2018-04-26 / Nature

The Ubiquitous Backyard Sparrows

By Charles Avenengo

“Passer domesticus has decided to take over the world in which it seems so unwelcome.” – Joseph Kastner, “A World of Watchers”

Everybody has them, sparrows that is. On Aquidneck Island, they roost in practically every hedgerow and, frequently, somewhere in the cavity of the house itself.

While the island has a number of native sparrow species, the most common, by far, is the house sparrow, which was an introduced species. Their fortunes revolve around being in close proximity to humans. With the Latin name of Passer domesticus, they originally spread from the Middle East, and because of their worldwide proliferation, they have become the most widespread wild bird on the planet.

They were brought from Europe to Brooklyn, New York in 1853 because of their reputation for being voracious eaters of insects. The hope was that they would end a plague of cankerworms and spanworms that were gobbling the leaves of native trees. City governments across the country invested in the house sparrows as the saviors to the insect pestilence.


Song sparrow and chipping sparrow. 
(Photos by Bob Weaver) Song sparrow and chipping sparrow. (Photos by Bob Weaver) Because they are also prolific breeders, producing up to four clutches of offspring annually, within decades, house sparrows spread across most of the continent. While they consumed the insect pests, it was soon revealed that they were largely vegetarian, loving seeds and in particular, thriving on the undigested grains found in horse droppings.

The house sparrows’ expansion westward was aided by freight trains. Upon discovering railroad cars full of grain, the sparrows would happily munch away until chased off by railroad workers.

As they expanded their range in North America, house sparrows became the block bullies. Preferring to nest in cavities, both natural and man-made, they frequently drove out other native cavity dwellers like Eastern bluebirds and purple martins.

By the late 1800s, “The Great Sparrow War” erupted, with sides drawn up both in defense of and against the recent arrivals. Some loved them, but most hated them. Massive eradication efforts commenced, while defenders insisted that they were a great advantage to gardeners.

One proponent against the sparrows, then Harvard student and future President Theodore Roosevelt, was called a liar for his report regarding the sparrows’ aggressive behavior towards native birds. His accusers were older ornithologists who called his report “sophomoric,” which at the time was his actual class level at Harvard.

Boston’s mayor was besieged by both sides. Pressured by the sparrows’ defenders, he ordered the park employees to shoot birds called shrikes, which were feasting on sparrows in Boston Common. However, he later reversed course and instructed the park workers to destroy the sparrows’ nests. More than 4,000 nests were destroyed.
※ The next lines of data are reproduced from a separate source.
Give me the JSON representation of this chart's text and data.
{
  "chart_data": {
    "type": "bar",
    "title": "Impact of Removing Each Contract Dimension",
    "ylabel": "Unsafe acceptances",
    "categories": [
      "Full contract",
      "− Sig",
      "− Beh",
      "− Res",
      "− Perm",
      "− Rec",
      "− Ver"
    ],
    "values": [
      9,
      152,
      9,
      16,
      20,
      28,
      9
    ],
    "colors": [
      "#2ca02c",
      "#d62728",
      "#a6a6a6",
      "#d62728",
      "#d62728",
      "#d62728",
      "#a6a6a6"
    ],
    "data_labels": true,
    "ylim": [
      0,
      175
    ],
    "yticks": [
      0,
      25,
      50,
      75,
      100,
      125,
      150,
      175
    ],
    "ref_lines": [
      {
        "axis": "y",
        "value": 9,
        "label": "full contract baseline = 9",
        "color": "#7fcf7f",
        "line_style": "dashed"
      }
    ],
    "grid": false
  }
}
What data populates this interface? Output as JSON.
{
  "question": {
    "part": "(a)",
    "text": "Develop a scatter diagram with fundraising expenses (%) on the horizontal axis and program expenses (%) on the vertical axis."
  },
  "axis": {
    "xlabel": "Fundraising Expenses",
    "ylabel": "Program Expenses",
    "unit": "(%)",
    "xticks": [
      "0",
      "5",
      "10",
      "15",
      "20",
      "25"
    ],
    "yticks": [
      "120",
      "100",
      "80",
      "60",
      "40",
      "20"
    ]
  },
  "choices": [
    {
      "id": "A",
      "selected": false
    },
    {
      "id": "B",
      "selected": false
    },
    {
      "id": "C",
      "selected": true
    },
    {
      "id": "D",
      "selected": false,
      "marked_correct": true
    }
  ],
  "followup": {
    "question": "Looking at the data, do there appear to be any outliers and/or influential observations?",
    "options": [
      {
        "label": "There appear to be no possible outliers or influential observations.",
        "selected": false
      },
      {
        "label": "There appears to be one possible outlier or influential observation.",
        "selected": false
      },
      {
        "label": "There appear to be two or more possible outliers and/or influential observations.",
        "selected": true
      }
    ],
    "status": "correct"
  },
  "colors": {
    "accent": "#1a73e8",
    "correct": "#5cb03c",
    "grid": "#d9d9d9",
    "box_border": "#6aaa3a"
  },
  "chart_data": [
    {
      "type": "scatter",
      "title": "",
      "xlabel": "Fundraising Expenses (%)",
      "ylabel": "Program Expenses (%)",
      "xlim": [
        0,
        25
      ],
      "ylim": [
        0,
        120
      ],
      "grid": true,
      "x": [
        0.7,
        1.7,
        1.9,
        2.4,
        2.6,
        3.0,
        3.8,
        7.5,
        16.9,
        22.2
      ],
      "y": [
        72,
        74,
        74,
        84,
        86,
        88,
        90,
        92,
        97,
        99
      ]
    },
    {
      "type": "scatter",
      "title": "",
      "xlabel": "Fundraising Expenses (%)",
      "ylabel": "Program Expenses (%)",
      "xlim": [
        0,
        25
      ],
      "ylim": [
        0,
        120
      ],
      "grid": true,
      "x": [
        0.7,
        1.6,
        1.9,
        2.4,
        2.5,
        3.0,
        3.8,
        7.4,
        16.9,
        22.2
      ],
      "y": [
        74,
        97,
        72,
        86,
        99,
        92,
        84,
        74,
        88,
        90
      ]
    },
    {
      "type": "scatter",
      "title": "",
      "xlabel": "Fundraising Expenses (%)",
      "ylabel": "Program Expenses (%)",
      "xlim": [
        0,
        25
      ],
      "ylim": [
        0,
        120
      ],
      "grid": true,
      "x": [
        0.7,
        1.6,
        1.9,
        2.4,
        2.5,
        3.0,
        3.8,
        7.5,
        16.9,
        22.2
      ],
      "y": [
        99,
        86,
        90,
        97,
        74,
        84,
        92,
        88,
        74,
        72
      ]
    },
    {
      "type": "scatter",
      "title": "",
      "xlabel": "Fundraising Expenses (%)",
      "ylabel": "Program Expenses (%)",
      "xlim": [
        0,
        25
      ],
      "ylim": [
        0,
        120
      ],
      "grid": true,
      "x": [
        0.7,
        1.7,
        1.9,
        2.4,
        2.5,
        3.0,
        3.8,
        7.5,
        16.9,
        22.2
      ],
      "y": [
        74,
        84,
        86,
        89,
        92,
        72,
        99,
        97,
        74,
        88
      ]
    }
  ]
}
The feud continued for decades, with a number of eradication schemes that included offering bounties, poisoning and trapping. Additionally, entrepreneurs sold the sparrows as delicacies for pot pies, purportedly claiming they tasted better than quail.

Despite the massive efforts at eradication, nothing worked. Ultimately, it was the invention of the automobile that stemmed the tide. With cars taking over from horses, the easy pickings of the seeds in the horse droppings vanished, and the sparrow population stabilized.

The sparrow was not out of the woods, however. In the 1950s, the federal government ordered pet stores in New York to release a species of caged birds that had been illegally imported from the west on Long Island. These were called house finches. More colorful and with a livelier song than the house sparrow’s single chip notes, the house finches proved to be more aggressive, and soon the two species were engaged in turf wars.

But the house finches never quite pushed the sparrow completely out. On Aquidneck Island, the two species currently co-exist in an uneasy harmony, with flocks that roost next to each other.

The International Migratory Bird Act of 1918 protected hundreds of species of migratory birds throughout the Americas, from Canada to Argentina. The house sparrow, however, was omitted because they are not a native species, and thus were not offered the same protection.

Which is why, when the aproned chefs of a renowned Italian restaurant in New York are spotted running around the neighborhood with nets, chasing the legally unprotected house sparrow for the evening meal, as in the popular movie, “Fried Green Tomatoes,” the secret is perhaps in the recipe.

Naturalist Charles Avenengo has been chasing Aquidneck Island wildlife for more than 40 years.